Mit rund 80 Besuchern war der Pavillon am Calwer Knoten in Sindelfingen kurz vor elf schon gut gefüllt, was so am Muttertagsmorgen nicht unbedingt zu erwarten war. Es roch nach Weizenbier, Weißwürsten mit Brezeln – und guter Jazz, wenn mal so will, lag auch in der Luft! Kulinarisches und Musikalisches sollten, wie sich zeigte, eine wunderbare Melange eingehen.

Ein Auftritt von Seltenheit

In der Garderobe scharrten die Spielkameraden wohl schon mit den Hufen bis sich die Schlange vor der Theke endlich auflöste, jeder Besucher seinen (Ess-) Platz einnahm und die Herren Musiker endlich loslegen konnten.

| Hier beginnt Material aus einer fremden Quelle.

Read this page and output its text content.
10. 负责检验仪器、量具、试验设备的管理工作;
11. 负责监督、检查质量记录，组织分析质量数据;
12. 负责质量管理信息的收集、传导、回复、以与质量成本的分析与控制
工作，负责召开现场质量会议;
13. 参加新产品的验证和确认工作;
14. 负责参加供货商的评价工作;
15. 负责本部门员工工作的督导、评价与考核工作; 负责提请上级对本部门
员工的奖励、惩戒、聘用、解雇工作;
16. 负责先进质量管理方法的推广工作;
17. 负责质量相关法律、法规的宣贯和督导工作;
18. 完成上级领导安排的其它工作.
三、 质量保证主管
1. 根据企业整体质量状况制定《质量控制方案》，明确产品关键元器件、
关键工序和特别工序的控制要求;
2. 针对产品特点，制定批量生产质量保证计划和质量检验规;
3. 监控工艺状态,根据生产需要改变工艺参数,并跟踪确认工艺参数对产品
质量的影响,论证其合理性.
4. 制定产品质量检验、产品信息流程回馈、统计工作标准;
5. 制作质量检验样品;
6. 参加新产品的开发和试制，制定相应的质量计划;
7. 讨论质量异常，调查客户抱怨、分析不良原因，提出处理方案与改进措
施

Zuvor gab es bei der Anmoderation noch eine kleine Einführung von Pit Bäuerle von der IG Kultur, und spätestens dabei wurde jedem bewusst, was für eine Besonderheit der Auftritt dieser BB Allstars ist.

Foto: Bernd Epple

Diese Formation zusammen zu bekommen, war nämlich nicht ganz so einfach. Schließlich reisen die Musiker in verschiedensten Besetzungen von einem Gig zum nächsten. Andi Maile etwa, der SWR-Bigband-Saxofonist, kam frisch von einem Auftritt aus Kaiserslautern zurück, um nach dem Frühschoppen gleich zur nächsten Veranstaltung zu eilen. „Warum denn in die Ferne schweifen, denn das Gute liegt so nah“, freute sich Bäuerle, als er an die Band übergab. Wie recht er hatte, bewiesen Andi Maile (Tenorsaxofon), Philip Konowski (E-Gitarre), Branko Arnsek (Kontrabass), Jogi Nestel (Schlagzeug) und Martin Johnson (Stage-Piano) im Handumdrehen.

Sehr alte Freunde machen Musik

Der Begriff „Alte Schule“ bekommt hier eine Doppelbedeutung: Nicht nur, dass die 60er-Jahrgänger einiges an musikalischer Erfahrung auf dem Buckel haben, sie sind teilweise auch ehemalige Schulkameraden aus dem Böblinger Albert-Einstein-Gymnasium und haben allesamt in Bern ein Musikstudium absolviert. „Wir sind alle sehr alte Freunde, die zusammen in alten Geschichten schwelgen können“, schwärmte Johnson zu Beginn. Während seiner gut gelaunten Moderation erfuhr das Publikum einiges über den Werdegang der seit den 1980er-Jahren freundschaftlich verbundenen Formation, die eigens zu diesem Jazzfrühschoppen zusammenkam.

Heute sind die fünf gestandenen Jazzer Musikproduzenten, Dozenten, Komponisten, Landesjazzpreisträger und vor allem exzellente Instrumentalisten! Johnson konnte seine Bewunderung über die Fähigkeiten von Andi Maile („Mein Hero – er spielt wie kein anderer!“) oder Philip Konowski („Einer der versiertesten Gitarristen, die ich kenne“) kaum zurückhalten. Was die beiden an spannenden Licks und Spieltechniken an diesem Vormittag aufboten, war aller Ehren wert.

Waren es vor der Pause vorwiegend Standards, die vielen Jazzfans geläufig sind, kamen danach auch neuere Kompositionen zum Zug. Pat Methenys „James“ war maßgeschneidert für Konowskis facettenreiches Gitarrenspiel, „Walk Tall“, ein Paradestück von Nils Landgren, verführte Maile zu spitzen Highnote-Phrasen und Nestel glänzte mit Schlagzeug-Solo und rap-artig vorgetragenem Text, als er „To My Family“ von Doug Hammond präsentierte. „Flip Side“ von Johnsons Common-Sense-Projekt bildete den Abschluss des Jazzfrühschoppens, der schöner nicht hätte sein können.

Nur strahlende Gesichter

Musiker dieses Genres, konnte man nach dieser Darbietung feststellen, werden mit dem Alter immer besser, auch wenn Nestel im Anschluss bescheiden konstatierte: „Die Allstars hätten genauso mit Jüngeren besetzt werden können, denkt man beispielsweise an einen Jo Ambros und andere Shooting Stars aus dem Landkreis“ und fügte schmunzelnd hinzu: „Aber eigentlich sind sie alle durch unsere Hände gegangen.“ Eine launige Anspielung auf die Musikschulen, an denen Konowski, Johnson und er selbst lehr(t)en. Es darf festgehalten werden: Der Landkreis ist ein Aushängeschild in Sachen Jazz und beim Konzert der „Oldstars“ sah man nur strahlende Gesichter!